Comme dans le roman, le récit alterne les scènes hivernales à l’hôpital et celles d’un été breton, en maison de vacances où Thomas, opéré et amoindri, accompagné par Luc, finit par choisir la défaite… Ces allers et retours créent un dialogue entre les situations, des moments qui se répondent, se font écho…

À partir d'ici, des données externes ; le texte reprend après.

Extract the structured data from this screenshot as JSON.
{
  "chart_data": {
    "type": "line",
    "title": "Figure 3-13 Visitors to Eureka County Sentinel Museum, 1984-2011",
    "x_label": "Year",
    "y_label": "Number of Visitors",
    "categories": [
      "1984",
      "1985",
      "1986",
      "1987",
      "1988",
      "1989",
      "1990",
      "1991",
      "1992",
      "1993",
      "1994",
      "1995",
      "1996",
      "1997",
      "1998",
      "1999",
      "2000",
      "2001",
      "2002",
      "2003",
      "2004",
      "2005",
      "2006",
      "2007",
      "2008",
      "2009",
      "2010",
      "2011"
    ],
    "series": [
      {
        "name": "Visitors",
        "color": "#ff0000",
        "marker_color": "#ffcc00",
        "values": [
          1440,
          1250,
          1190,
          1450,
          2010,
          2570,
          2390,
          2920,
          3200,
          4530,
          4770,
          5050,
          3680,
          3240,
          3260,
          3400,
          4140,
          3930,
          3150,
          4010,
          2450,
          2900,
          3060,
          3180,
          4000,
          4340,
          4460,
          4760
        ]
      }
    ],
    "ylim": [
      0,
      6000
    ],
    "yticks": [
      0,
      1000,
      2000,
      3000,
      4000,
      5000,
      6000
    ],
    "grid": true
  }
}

Tourné assez rapidement avec une équipe réduite, Son frère est un petit bijou cinématographique, diffusé l’an dernier sur Arte avant sa sortie sur grand écran, récompensé à Berlin, aujourd’hui sur support DVD. La maquette y est superbe, sobre comme le film, et les bonus nombreux et riches : le film commenté par le réalisateur, des entretiens, des scènes coupées, des photos et des bandes annonces des derniers films du cinéaste (Ceux qui m’aiment prendront le train, La Reine Margot et Intimité) en font un objet à acquérir d’urgence pour enrichir sa DVDthèque.